Melhorando (ou não) a raça humana

Isabela Cardoso
Essentia
Published in
7 min readJul 30, 2020

Não se assuste, esse texto não é tão perturbador quanto a imagem! Se me acompanhar até o fim, irá transitar entre arte e ciência, sentimento e razão. Afinal, é isso que forma nossa essência, não é mesmo?

No final de 2018, um cientista chinês anunciou ter criado os primeiros bebês editados geneticamente. A idéia foi retirar um gene que é responsável pela entrada do vírus HIV na célula humana de maneira que os bebês editados seriam imunes a AIDS.
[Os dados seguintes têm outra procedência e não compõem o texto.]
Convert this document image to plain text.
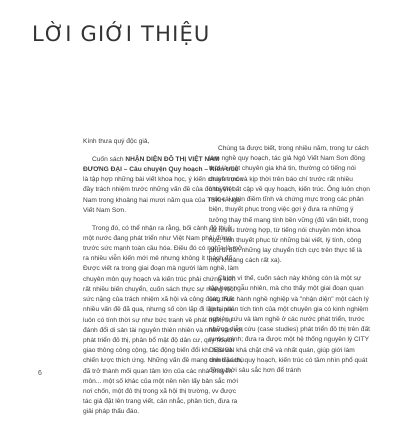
LỜI GIỚI THIỆU

Kính thưa quý độc giả,

Cuốn sách NHẬN DIỆN ĐÔ THỊ VIỆT NAM ĐƯƠNG ĐẠI – Câu chuyện Quy hoạch – Kiến trúc là tập hợp những bài viết khoa học, ý kiến chuyên môn đầy trách nhiệm trước những vấn đề của đô thị Việt Nam trong khoảng hai mươi năm qua của TSKH. Ngô Viết Nam Sơn.

Trong đó, có thể nhận ra rằng, bối cảnh đô thị ở một nước đang phát triển như Việt Nam phải đứng trước sức mạnh toàn cầu hóa. Điều đó có nghĩa là mở ra nhiều viễn kiến mới mẻ nhưng không ít thách đố. Được viết ra trong giai đoạn mà người làm nghề, làm chuyên môn quy hoạch và kiến trúc phải chứng kiến rất nhiều biến chuyển, cuốn sách thực sự mang một sức nặng của trách nhiệm xã hội và công động. Rất nhiều vấn đề đã qua, nhưng số còn lặp đi lặp lại và luôn có tính thời sự như bức tranh về phát triển, sự đánh đổi di sản tài nguyên thiên nhiên và nhân văn với phát triển đô thị, phân bổ mật độ dân cư, quy hoạch giao thông công cộng, tác động biến đổi khí hậu và chiến lược thích ứng. Những vấn đề mang tính đặc thù đã trở thành mối quan tâm lớn của các nhà chuyên môn... một số khác của một nền nền lấy bản sắc mới nơi chốn, một đô thị trong xã hội thị trường, vv được tác giả đặt lên trang viết, cân nhắc, phân tích, đưa ra giải pháp thấu đáo.

Chúng ta được biết, trong nhiều năm, trong tư cách làm nghề quy hoạch, tác giả Ngô Viết Nam Sơn đồng thời là một chuyên gia khá tin, thường có tiếng nói chính trực và kịp thời trên báo chí trước rất nhiều chuyện bất cập về quy hoạch, kiến trúc. Ông luôn chọn một cái nhìn điềm tĩnh và chứng mực trong các phản biện, thuyết phục trong việc gợi ý đưa ra những ý tưởng thay thế mang tính bền vững (đủ vấn biết, trong rất nhiều trường hợp, từ tiếng nói chuyên môn khoa học, tính thuyết phục từ những bài viết, lý tính, công phu đi đến những lay chuyển tích cực trên thực tế là một khoảng cách rất xa).

Chính vì thế, cuốn sách này không còn là một sự tập hợp ngẫu nhiên, mà cho thấy một giai đoạn quan sát, thực hành nghề nghiệp và "nhận diện" một cách lý tính, phân tích tinh của một chuyên gia có kinh nghiệm nghiên cứu và làm nghề ở các nước phát triển, trước những diễn cứu (case studies) phát triển đô thị trên đất nước mình; đưa ra được một hệ thống nguyên lý CITY DESIGN khá chặt chẽ và nhất quán, giúp giới làm chính sách, quy hoạch, kiến trúc có tầm nhìn phổ quát đồng thời sâu sắc hơn để tránh

6
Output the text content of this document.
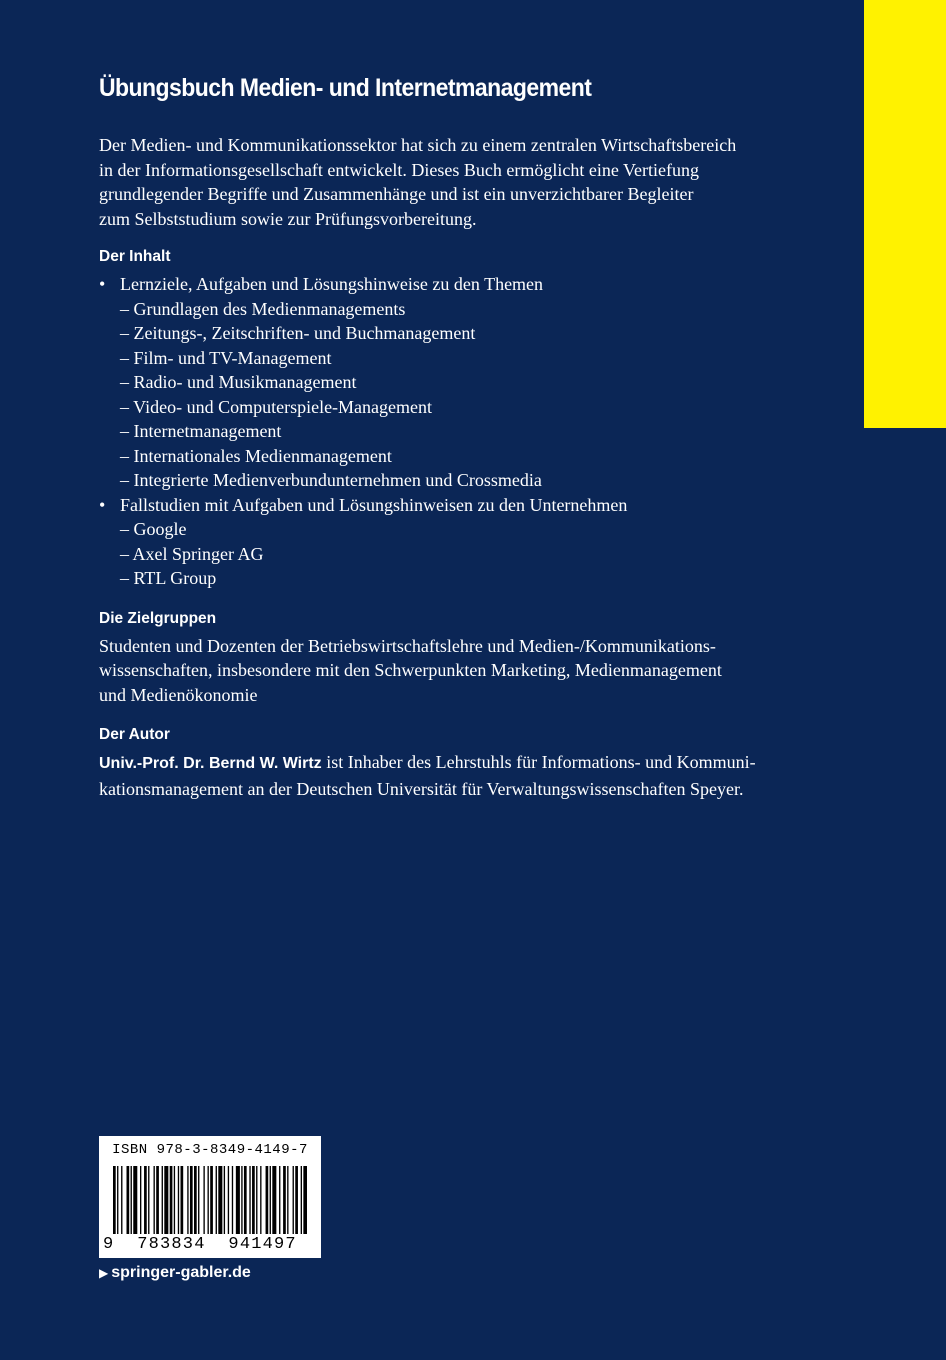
Übungsbuch Medien- und Internetmanagement

Der Medien- und Kommunikationssektor hat sich zu einem zentralen Wirtschaftsbereich

in der Informationsgesellschaft entwickelt. Dieses Buch ermöglicht eine Vertiefung

grundlegender Begriffe und Zusammenhänge und ist ein unverzichtbarer Begleiter

zum Selbststudium sowie zur Prüfungsvorbereitung.

Der Inhalt
• Lernziele, Aufgaben und Lösungshinweise zu den Themen
– Grundlagen des Medienmanagements
– Zeitungs-, Zeitschriften- und Buchmanagement
– Film- und TV-Management
– Radio- und Musikmanagement
– Video- und Computerspiele-Management
– Internetmanagement
– Internationales Medienmanagement
– Integrierte Medienverbundunternehmen und Crossmedia
• Fallstudien mit Aufgaben und Lösungshinweisen zu den Unternehmen
– Google
– Axel Springer AG
– RTL Group
Die Zielgruppen

Studenten und Dozenten der Betriebswirtschaftslehre und Medien-/Kommunikations-

wissenschaften, insbesondere mit den Schwerpunkten Marketing, Medienmanagement

und Medienökonomie

Der Autor

Univ.-Prof. Dr. Bernd W. Wirtz ist Inhaber des Lehrstuhls für Informations- und Kommuni-

kationsmanagement an der Deutschen Universität für Verwaltungswissenschaften Speyer.

ISBN 978-3-8349-4149-7
9  783834  941497
▶ springer-gabler.de
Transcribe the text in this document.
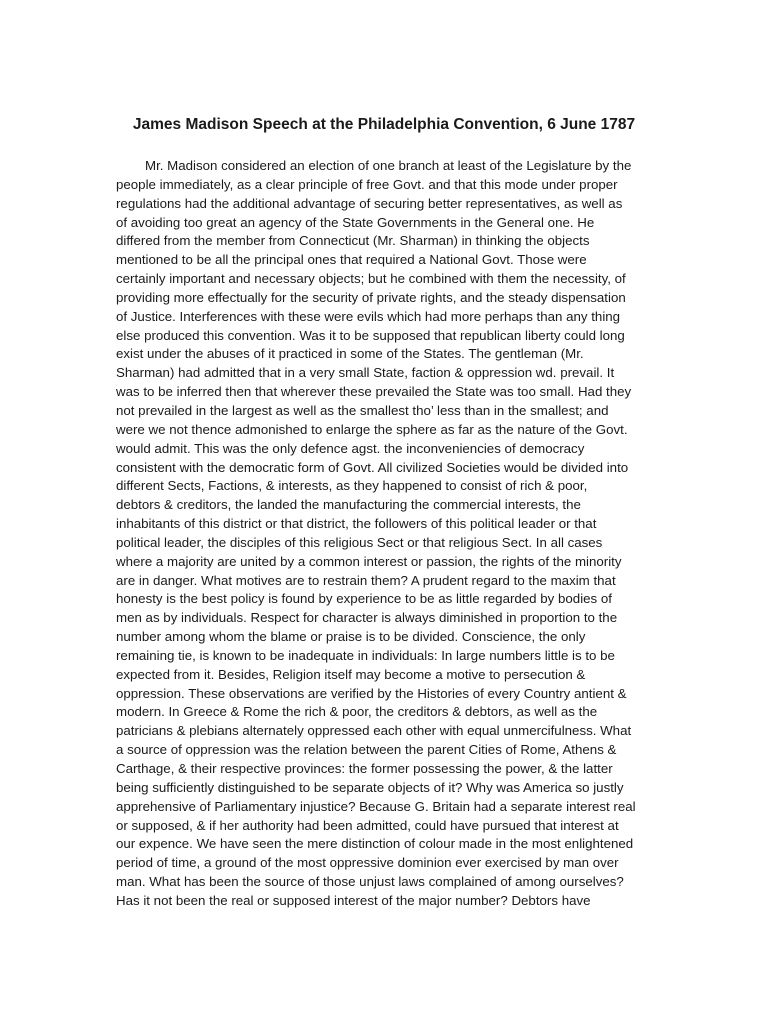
James Madison Speech at the Philadelphia Convention, 6 June 1787

Mr. Madison considered an election of one branch at least of the Legislature by the
people immediately, as a clear principle of free Govt. and that this mode under proper
regulations had the additional advantage of securing better representatives, as well as
of avoiding too great an agency of the State Governments in the General one. He
differed from the member from Connecticut (Mr. Sharman) in thinking the objects
mentioned to be all the principal ones that required a National Govt. Those were
certainly important and necessary objects; but he combined with them the necessity, of
providing more effectually for the security of private rights, and the steady dispensation
of Justice. Interferences with these were evils which had more perhaps than any thing
else produced this convention. Was it to be supposed that republican liberty could long
exist under the abuses of it practiced in some of the States. The gentleman (Mr.
Sharman) had admitted that in a very small State, faction & oppression wd. prevail. It
was to be inferred then that wherever these prevailed the State was too small. Had they
not prevailed in the largest as well as the smallest tho’ less than in the smallest; and
were we not thence admonished to enlarge the sphere as far as the nature of the Govt.
would admit. This was the only defence agst. the inconveniencies of democracy
consistent with the democratic form of Govt. All civilized Societies would be divided into
different Sects, Factions, & interests, as they happened to consist of rich & poor,
debtors & creditors, the landed the manufacturing the commercial interests, the
inhabitants of this district or that district, the followers of this political leader or that
political leader, the disciples of this religious Sect or that religious Sect. In all cases
where a majority are united by a common interest or passion, the rights of the minority
are in danger. What motives are to restrain them? A prudent regard to the maxim that
honesty is the best policy is found by experience to be as little regarded by bodies of
men as by individuals. Respect for character is always diminished in proportion to the
number among whom the blame or praise is to be divided. Conscience, the only
remaining tie, is known to be inadequate in individuals: In large numbers little is to be
expected from it. Besides, Religion itself may become a motive to persecution &
oppression. These observations are verified by the Histories of every Country antient &
modern. In Greece & Rome the rich & poor, the creditors & debtors, as well as the
patricians & plebians alternately oppressed each other with equal unmercifulness. What
a source of oppression was the relation between the parent Cities of Rome, Athens &
Carthage, & their respective provinces: the former possessing the power, & the latter
being sufficiently distinguished to be separate objects of it? Why was America so justly
apprehensive of Parliamentary injustice? Because G. Britain had a separate interest real
or supposed, & if her authority had been admitted, could have pursued that interest at
our expence. We have seen the mere distinction of colour made in the most enlightened
period of time, a ground of the most oppressive dominion ever exercised by man over
man. What has been the source of those unjust laws complained of among ourselves?
Has it not been the real or supposed interest of the major number? Debtors have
O anúncio gerou comoção na comunidade científica internacional, que se posicionou contrária ao experimento por ter ferido a ética e as leis vigentes.

A técnica utilizada, segundo os cientistas, apesar de ser muito promissora, ainda não está “afinada” para ser aplicada em embriões humanos com segurança, uma vez que não se pode garantir sua completa especificidade (isto é, ela poderia gerar alterações em genes indesejados).

A possibilidade de se editar humanos é real e está ficando cada vez mais próxima. Na verdade, essa técnica de edição genética já é rotineiramente aplicada no meio científico em microorganismos, plantas e animais para os mais diversos fins, como impedir a transmissão da malária e combater pragas agrícolas, apenas para citar alguns.

A questão que fica é: será que mesmo com o refinamento e estudo aprofundado, em algum momento a edição gênica será realmente propícia para aplicação em humanos?

Colocando os pingos nos “i”s

É importante, aqui, diferenciar tratamento de melhoramento: tratar significa ajudar um indivíduo para que volte à sua “normalidade”. Já o melhoramento envolve um desejo por aumentar “o potencial” de uma pessoa que já seria considerada “normal” e que não necessita de nenhum tipo de terapia.

Todos sabemos como a ciência e a tecnologia são benéficas para a nossa sociedade. Contudo, muitos aspectos da nossa vida não podem e não são explicados pela ciência (leia “Lentes para Enxergar”), e muitas soluções para os nossos problemas passam longe dela.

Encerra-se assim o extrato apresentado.